Войтыла помялся, помолчал и тихо заговорил:
— Пан Конрад, с голоду помру скоро! Смерды раньше по панской милости хоть хлебца да маслица приносили в благодарность за травы да настои, а сейчас…
Сартский усмехнулся:
— Если только так… А чего ты хотел? Волки в лесу хозяйничают! Почто не спрашиваешь, почему я, как смерд лядащий, неконный к тебе пожаловал? Кобылу мою волки, поди уж, доедают, а сам я еле ушел от них! — Он хотел потереть ушибленное плечо да не стал, не гоже господину перед рабом унижаться. — Погоди… Или это тоже твоих рук дело? Чего твой холоп так зыркает? Не нравится он мне, Войтыла! Пшел вон!
— Что ты, что ты! — Войтыла замахал здоровой рукой. — Иди, Пшемишек, иди! Волки, они твари неразумные, что с них взять! — Он просительно протянул: — Пан Конрад, облагодетельствуйте…
Сартский отстегнул кошель с пояса и кинул Войтыле под ноги:
— Вот! Хватит?
Колдун подобрал и спрятал за пазуху расшитый кожаный мешочек.
— Благодарствую, пан Конрад! — Он торопливо поклонился. — А командора, пан, сейчас лучше не трогать! Подождать, может, он и сам как на тонком льду или зыбуне плывучем себя и утопит! Все равно ему не удастся провести старого рыцаря, что отшельником живет, пан его знает, а глядишь, его орденцы и сами прикончат, как самозванца…
— Ты прав, — Сартский на мгновение задумался, словно что-то просчитывая, — про старика, что занозой все эти годы сидит, я и забыл! Тот-то его сразу раскусит, он ведь настоящего Верта почти с отрочества знал, и этому его обмануть не удастся… А если старик его примет? Ведь Верт, неважно — настоящий или самозванец, — сейчас для ордена единственная надежда?
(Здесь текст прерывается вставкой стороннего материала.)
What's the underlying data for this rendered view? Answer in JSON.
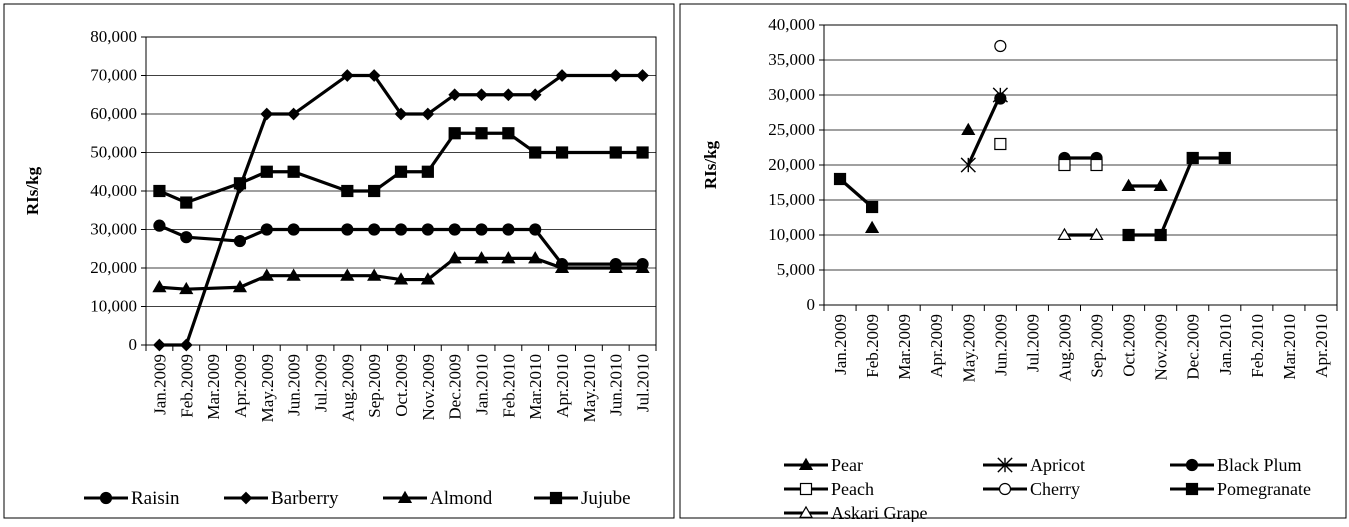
{
  "chart_data": [
    {
      "type": "line",
      "title": "",
      "xlabel": "",
      "ylabel": "RIs/kg",
      "ylim": [
        0,
        80000
      ],
      "yticks": [
        0,
        10000,
        20000,
        30000,
        40000,
        50000,
        60000,
        70000,
        80000
      ],
      "ytick_labels": [
        "0",
        "10,000",
        "20,000",
        "30,000",
        "40,000",
        "50,000",
        "60,000",
        "70,000",
        "80,000"
      ],
      "grid": "horizontal",
      "legend_position": "bottom",
      "categories": [
        "Jan.2009",
        "Feb.2009",
        "Mar.2009",
        "Apr.2009",
        "May.2009",
        "Jun.2009",
        "Jul.2009",
        "Aug.2009",
        "Sep.2009",
        "Oct.2009",
        "Nov.2009",
        "Dec.2009",
        "Jan.2010",
        "Feb.2010",
        "Mar.2010",
        "Apr.2010",
        "May.2010",
        "Jun.2010",
        "Jul.2010"
      ],
      "series": [
        {
          "name": "Raisin",
          "marker": "circle",
          "values": [
            31000,
            28000,
            null,
            27000,
            30000,
            30000,
            null,
            30000,
            30000,
            30000,
            30000,
            30000,
            30000,
            30000,
            30000,
            21000,
            null,
            21000,
            21000
          ]
        },
        {
          "name": "Barberry",
          "marker": "diamond",
          "values": [
            0,
            0,
            null,
            41000,
            60000,
            60000,
            null,
            70000,
            70000,
            60000,
            60000,
            65000,
            65000,
            65000,
            65000,
            70000,
            null,
            70000,
            70000
          ]
        },
        {
          "name": "Almond",
          "marker": "triangle",
          "values": [
            15000,
            14500,
            null,
            15000,
            18000,
            18000,
            null,
            18000,
            18000,
            17000,
            17000,
            22500,
            22500,
            22500,
            22500,
            20000,
            null,
            20000,
            20000
          ]
        },
        {
          "name": "Jujube",
          "marker": "square",
          "values": [
            40000,
            37000,
            null,
            42000,
            45000,
            45000,
            null,
            40000,
            40000,
            45000,
            45000,
            55000,
            55000,
            55000,
            50000,
            50000,
            null,
            50000,
            50000
          ]
        }
      ]
    },
    {
      "type": "line",
      "title": "",
      "xlabel": "",
      "ylabel": "RIs/kg",
      "ylim": [
        0,
        40000
      ],
      "yticks": [
        0,
        5000,
        10000,
        15000,
        20000,
        25000,
        30000,
        35000,
        40000
      ],
      "ytick_labels": [
        "0",
        "5,000",
        "10,000",
        "15,000",
        "20,000",
        "25,000",
        "30,000",
        "35,000",
        "40,000"
      ],
      "grid": "horizontal",
      "legend_position": "bottom",
      "categories": [
        "Jan.2009",
        "Feb.2009",
        "Mar.2009",
        "Apr.2009",
        "May.2009",
        "Jun.2009",
        "Jul.2009",
        "Aug.2009",
        "Sep.2009",
        "Oct.2009",
        "Nov.2009",
        "Dec.2009",
        "Jan.2010",
        "Feb.2010",
        "Mar.2010",
        "Apr.2010"
      ],
      "series": [
        {
          "name": "Pear",
          "marker": "triangle",
          "filled": true,
          "line": true,
          "values": [
            null,
            11000,
            null,
            null,
            25000,
            null,
            null,
            null,
            null,
            17000,
            17000,
            null,
            null,
            null,
            null,
            null
          ]
        },
        {
          "name": "Apricot",
          "marker": "asterisk",
          "filled": false,
          "line": true,
          "values": [
            null,
            null,
            null,
            null,
            20000,
            30000,
            null,
            null,
            null,
            null,
            null,
            null,
            null,
            null,
            null,
            null
          ]
        },
        {
          "name": "Black Plum",
          "marker": "circle",
          "filled": true,
          "line": true,
          "values": [
            null,
            null,
            null,
            null,
            null,
            29500,
            null,
            21000,
            21000,
            null,
            null,
            null,
            null,
            null,
            null,
            null
          ]
        },
        {
          "name": "Peach",
          "marker": "square",
          "filled": false,
          "line": false,
          "values": [
            null,
            null,
            null,
            null,
            null,
            23000,
            null,
            20000,
            20000,
            null,
            null,
            null,
            null,
            null,
            null,
            null
          ]
        },
        {
          "name": "Cherry",
          "marker": "circle",
          "filled": false,
          "line": false,
          "values": [
            null,
            null,
            null,
            null,
            null,
            37000,
            null,
            null,
            null,
            null,
            null,
            null,
            null,
            null,
            null,
            null
          ]
        },
        {
          "name": "Pomegranate",
          "marker": "square",
          "filled": true,
          "line": true,
          "values": [
            18000,
            14000,
            null,
            null,
            null,
            null,
            null,
            null,
            null,
            10000,
            10000,
            21000,
            21000,
            null,
            null,
            null
          ]
        },
        {
          "name": "Askari Grape",
          "marker": "triangle",
          "filled": false,
          "line": true,
          "values": [
            null,
            null,
            null,
            null,
            null,
            null,
            null,
            10000,
            10000,
            null,
            null,
            null,
            null,
            null,
            null,
            null
          ]
        }
      ]
    }
  ]
}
— Так и я о том говорю! — Войтыла развел руками. — Не трогайте его сейчас! Нужно, наоборот, с ним помириться, признать прежние земли за орденом…
— Нет! — Сартский яростно топнул ногой. — Не бывать этому! Я никогда не отдам Ордену земли! Они мои!
— Пан разве ни разу зверя не приваживал? Пусть командор думает, что пан не хочет вражды с ним, и успокоится! — Войтыла потер руки. — Отдаритесь дорогим подарком… Цепь магистерская, что пан хранит у себя, — самый лучший дар! А я, — он захромал к землянке, — помогу пану…
Порылся в углу, раскидывая тряпье, спустя пару минут вернулся, держа в руке небольшой сверток.
— Вот! — Он протянул его Сартскому. — Это звездная руда! Пусть кузнец пана заклепает маленький кусочек в одно из звеньев цепи, а остаток верните мне — я буду тогда всегда знать, где Верт! Он же цепь будет постоянно носить? Так? И пан, закинув такую приманку, будет, словно в засаде, ждать подходящего момента!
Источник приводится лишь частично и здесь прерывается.